Love of Travel - Continued

To graduate I needed the funds to pay for tuition. I needed a job that paid well in a short period of time. Options in Tulsa were limited, but need intersected with luck and I found myself working at a beach club on Long Island in New York. I would spend the summer of my 21st and 22nd birthdays in New York. It was there that I truly learned to live on my own and experience life. My love of New York runs strong and in my blood. My mom was born in the Bronx, as were her parents. For me it was a little like going home.

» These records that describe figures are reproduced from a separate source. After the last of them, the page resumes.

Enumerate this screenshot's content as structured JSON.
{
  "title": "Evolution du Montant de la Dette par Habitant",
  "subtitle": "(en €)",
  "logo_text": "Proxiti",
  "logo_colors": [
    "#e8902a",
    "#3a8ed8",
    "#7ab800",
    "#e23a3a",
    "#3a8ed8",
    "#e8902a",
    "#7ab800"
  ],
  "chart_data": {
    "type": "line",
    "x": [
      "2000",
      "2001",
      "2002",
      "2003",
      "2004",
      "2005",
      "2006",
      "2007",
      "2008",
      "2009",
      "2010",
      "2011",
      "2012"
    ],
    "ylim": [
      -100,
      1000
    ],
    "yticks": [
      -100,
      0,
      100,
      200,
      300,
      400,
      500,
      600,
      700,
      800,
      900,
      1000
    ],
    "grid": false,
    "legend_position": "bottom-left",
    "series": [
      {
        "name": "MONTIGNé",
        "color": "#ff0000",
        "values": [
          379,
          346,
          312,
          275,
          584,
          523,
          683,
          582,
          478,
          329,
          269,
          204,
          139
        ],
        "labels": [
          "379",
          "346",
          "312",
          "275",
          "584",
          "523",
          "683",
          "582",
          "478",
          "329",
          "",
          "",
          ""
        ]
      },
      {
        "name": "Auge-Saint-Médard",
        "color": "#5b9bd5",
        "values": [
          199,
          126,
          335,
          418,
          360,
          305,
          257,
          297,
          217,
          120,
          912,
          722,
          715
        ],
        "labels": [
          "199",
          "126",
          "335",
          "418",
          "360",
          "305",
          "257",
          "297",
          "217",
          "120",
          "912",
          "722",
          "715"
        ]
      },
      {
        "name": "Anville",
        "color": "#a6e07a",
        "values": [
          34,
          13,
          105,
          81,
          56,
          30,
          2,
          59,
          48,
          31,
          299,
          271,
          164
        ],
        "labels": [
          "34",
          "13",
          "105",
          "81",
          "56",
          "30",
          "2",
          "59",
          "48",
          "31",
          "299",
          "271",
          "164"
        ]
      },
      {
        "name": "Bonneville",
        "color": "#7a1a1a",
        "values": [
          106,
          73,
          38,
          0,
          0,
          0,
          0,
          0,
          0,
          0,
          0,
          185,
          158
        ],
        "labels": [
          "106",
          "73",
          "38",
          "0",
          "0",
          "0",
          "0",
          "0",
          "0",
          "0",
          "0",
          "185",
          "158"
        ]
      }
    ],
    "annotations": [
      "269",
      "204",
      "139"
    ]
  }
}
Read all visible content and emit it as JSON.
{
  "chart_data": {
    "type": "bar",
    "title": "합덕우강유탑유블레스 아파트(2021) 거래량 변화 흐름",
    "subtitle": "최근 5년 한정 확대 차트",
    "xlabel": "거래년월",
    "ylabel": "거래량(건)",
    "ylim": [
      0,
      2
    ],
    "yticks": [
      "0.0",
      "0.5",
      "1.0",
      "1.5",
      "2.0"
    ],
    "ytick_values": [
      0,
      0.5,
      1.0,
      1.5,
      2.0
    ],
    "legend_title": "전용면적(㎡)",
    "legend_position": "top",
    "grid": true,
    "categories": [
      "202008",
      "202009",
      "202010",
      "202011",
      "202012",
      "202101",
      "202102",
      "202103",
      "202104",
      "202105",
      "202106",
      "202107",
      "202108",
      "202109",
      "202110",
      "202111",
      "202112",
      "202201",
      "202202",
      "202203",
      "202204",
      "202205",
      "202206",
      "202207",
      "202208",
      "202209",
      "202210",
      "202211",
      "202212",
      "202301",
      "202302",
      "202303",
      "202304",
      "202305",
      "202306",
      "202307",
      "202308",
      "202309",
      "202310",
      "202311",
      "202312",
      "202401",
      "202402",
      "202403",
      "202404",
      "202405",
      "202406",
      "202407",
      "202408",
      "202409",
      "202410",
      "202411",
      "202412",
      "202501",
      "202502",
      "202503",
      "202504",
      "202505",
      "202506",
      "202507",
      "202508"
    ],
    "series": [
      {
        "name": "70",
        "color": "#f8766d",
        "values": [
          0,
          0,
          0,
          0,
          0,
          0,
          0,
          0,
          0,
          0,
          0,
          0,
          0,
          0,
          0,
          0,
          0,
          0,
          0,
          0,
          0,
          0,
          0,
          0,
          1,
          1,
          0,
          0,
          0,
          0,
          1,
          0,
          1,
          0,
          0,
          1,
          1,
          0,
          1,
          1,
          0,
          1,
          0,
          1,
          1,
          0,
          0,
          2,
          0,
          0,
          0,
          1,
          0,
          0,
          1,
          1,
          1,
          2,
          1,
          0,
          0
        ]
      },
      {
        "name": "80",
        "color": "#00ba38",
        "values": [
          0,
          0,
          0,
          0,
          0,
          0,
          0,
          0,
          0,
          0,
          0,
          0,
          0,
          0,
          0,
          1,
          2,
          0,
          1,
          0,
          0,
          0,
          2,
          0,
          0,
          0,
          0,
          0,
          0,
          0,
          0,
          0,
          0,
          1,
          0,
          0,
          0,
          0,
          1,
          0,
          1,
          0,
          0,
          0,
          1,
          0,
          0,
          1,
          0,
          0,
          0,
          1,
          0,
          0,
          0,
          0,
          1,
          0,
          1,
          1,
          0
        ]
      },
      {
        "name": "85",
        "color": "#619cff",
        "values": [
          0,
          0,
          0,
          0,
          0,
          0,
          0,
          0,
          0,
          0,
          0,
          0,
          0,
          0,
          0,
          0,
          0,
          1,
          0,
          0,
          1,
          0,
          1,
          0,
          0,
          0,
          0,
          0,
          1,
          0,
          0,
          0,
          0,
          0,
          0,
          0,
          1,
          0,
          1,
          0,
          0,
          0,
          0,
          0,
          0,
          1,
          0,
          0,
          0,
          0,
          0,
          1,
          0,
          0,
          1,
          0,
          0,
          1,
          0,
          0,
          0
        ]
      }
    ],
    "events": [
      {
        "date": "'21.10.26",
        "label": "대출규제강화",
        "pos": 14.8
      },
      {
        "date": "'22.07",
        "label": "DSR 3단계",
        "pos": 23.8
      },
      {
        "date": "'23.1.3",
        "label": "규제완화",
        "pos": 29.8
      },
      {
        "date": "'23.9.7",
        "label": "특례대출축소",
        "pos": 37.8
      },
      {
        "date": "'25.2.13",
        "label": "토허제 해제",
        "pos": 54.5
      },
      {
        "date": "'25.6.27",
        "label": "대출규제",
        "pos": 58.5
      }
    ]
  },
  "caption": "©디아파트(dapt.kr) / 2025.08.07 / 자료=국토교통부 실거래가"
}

It wasn't my first time there, the Spring of '91 would be my first visit via the Mock United Nations International conference. Not only would I see New York City for the very first time, I would stay right next to Grand Central Station and actually visit and work inside the UN for several days. One of those truly unforgettable moments in your life, walking through the doors of the UN just like I were an employee, bypassing the tourists and sitting in one of the delegates chairs in the main chamber. 

As graduation in 1994 approached I was faced with a dilemma. The economy was stagnate and jobs for graduates were few and far between. My choices really were continue my education in graduate school or get a job. Then I heard of a program in Japan to teach English to students (JET). It sounded exciting and tied into my degree in Political Science with emphasis on Asia. I applied, but with 4,000 other applicants positions were scarce. Providence again stepped into my life and the opportunity to spend a year in South Korea teaching English presented itself. I applied and this time was accepted. It wasn't government sponsored like JET, but it was a chance to live and learn in Asia. My studies of Korea were limited to Japan's imperialist days and the Korean war; so the opportunity to learn more and live there was too good to pass-up. Thus would begin a 4 year adventure in Seoul. There I would live, learn, work, explore and experience all that life has to offer but extenuated by the "stranger in the strange land complex."

While there I would teach English for all four years, but I would also help write an instructional english text book for Samsung, work with executives at several large Korean companies on learning English and even help run a small independent ex-patriote monthly magazine. All-in-all from May of 1994 to May of 1998 were some of the most exciting days of my life and ones I would never trade and never forget. They made me as much as the man I am today, as did all the years that preceded them. It also prepared me for the years that would follow upon my return to the United States.

Return to America - Start of My Career

In 1998 I returned home to the USA, but not to Oklahoma. I had wanted to move to New York; but knew that without the funds and the security of a job risk of failure was too high. My Aunt and Uncle, same I visited in Minnesota, had moved to DFW while I was still attending the University of Tulsa. They had built a good life in Dallas and asked if I would want to come stay with them for a time while I got both my feet back on the ground. It was another opportunity that I couldn't pass up and in May of 1998 I was a resident of Frisco, Texas. A resident that needed work. I was 28 with only the experience of Korea and college, and two summers at a beach club. Finding work turned out to be a challenge, even in an ever expanding economy.